I grew up opposite a council estate. smelling like cigarettes. I had brothers who constantly got in trouble and who lived in council housing with their mother who often had to live with us because of arguing with their mother.
I hated being seen in the same light as them.
I was different to them, not better. Just different. The things I liked, the way I acted. I was the only boy who didn’t do Rugby or Football. I did Gymnastics, I played Violin, I enjoyed reading.
When people started treating me different because I was cut from the same cloth as my siblings who were always in trouble, I began to hate them. I viewed them as lesser because the world viewed them as lesser. My bullies put into me that they were lesser people and I was being bullied because of their “chaviness”. I really didn’t want to be in the same light as them.

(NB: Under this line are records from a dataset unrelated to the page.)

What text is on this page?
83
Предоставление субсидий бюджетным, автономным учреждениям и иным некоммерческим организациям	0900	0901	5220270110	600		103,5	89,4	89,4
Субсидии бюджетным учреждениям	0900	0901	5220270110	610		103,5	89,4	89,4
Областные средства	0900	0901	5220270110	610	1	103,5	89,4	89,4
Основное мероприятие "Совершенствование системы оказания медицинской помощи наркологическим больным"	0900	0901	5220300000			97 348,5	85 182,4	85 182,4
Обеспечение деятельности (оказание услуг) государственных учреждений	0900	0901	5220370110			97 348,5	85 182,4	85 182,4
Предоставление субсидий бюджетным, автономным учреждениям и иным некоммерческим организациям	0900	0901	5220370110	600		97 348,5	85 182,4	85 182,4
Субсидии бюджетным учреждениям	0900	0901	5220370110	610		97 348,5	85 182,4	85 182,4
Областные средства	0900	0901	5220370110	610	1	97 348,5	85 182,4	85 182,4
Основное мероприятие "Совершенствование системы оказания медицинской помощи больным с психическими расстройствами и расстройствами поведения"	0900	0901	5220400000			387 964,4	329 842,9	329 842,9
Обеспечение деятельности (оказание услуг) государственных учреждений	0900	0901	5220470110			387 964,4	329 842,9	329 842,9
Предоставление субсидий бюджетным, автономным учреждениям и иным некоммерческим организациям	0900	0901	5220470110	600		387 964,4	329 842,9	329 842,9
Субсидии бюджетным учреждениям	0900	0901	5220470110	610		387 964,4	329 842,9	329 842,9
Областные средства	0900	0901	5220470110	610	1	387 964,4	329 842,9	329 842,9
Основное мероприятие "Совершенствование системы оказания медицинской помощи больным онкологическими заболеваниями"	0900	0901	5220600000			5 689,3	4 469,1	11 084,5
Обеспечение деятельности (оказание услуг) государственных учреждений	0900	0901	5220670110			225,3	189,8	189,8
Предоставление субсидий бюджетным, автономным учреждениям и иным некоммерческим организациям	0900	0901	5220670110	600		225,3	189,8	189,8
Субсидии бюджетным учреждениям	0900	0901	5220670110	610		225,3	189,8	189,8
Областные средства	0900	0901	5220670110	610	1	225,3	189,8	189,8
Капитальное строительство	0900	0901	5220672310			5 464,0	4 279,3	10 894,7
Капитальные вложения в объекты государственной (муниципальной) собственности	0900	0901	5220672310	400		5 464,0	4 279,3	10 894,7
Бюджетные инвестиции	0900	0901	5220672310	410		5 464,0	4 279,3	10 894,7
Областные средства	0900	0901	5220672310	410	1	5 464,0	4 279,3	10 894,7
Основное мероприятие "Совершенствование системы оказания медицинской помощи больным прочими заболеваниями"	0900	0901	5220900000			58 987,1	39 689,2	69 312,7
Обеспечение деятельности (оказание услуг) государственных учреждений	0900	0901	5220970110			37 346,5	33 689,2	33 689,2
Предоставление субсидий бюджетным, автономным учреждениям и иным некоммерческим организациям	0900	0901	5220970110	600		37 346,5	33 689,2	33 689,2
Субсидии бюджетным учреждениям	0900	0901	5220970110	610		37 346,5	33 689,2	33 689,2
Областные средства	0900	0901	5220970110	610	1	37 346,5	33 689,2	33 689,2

I look back now and CLEARLY I was blaming the wrong people. This made me grow to be snobby. This made me think I had to be better than them. I look to my brother Jamie now and I see an amazing dad who has fought through so much. He had his first kid at 19, I would fight anyone who said he was a bad dad. I look at my older sister and her daughter who is just the sweetest girl I’ve ever met and I genuinely love them. Amanda felt sad one day and sent me a message on Facebook saying she loved me. I didn’t know if it was for me or not as we never message on Facebook, but I said it back as I do. She told me that Christmas why she did it and my reply meant the world to her. She is such a strong person, but very soft too.
After becoming a teenager and being bullied and ridiculed for my family’ choices, I viewed being a chav as being low-class and below me.
In my adult years, I’ve realised nobody is below me and everyone can surprise you, but clearly somethings are still holding on which I need to work on. People can like what they like, just be a good and honest person. That’s all.
This has all come from a comment in passing about something “chavvy” which @ohitsjustkim called me out on. This actually stopped me and made me think about what i just said. Kim pointed out the stupid things people judge “chavs” on. Thank you, Kim. I needed it.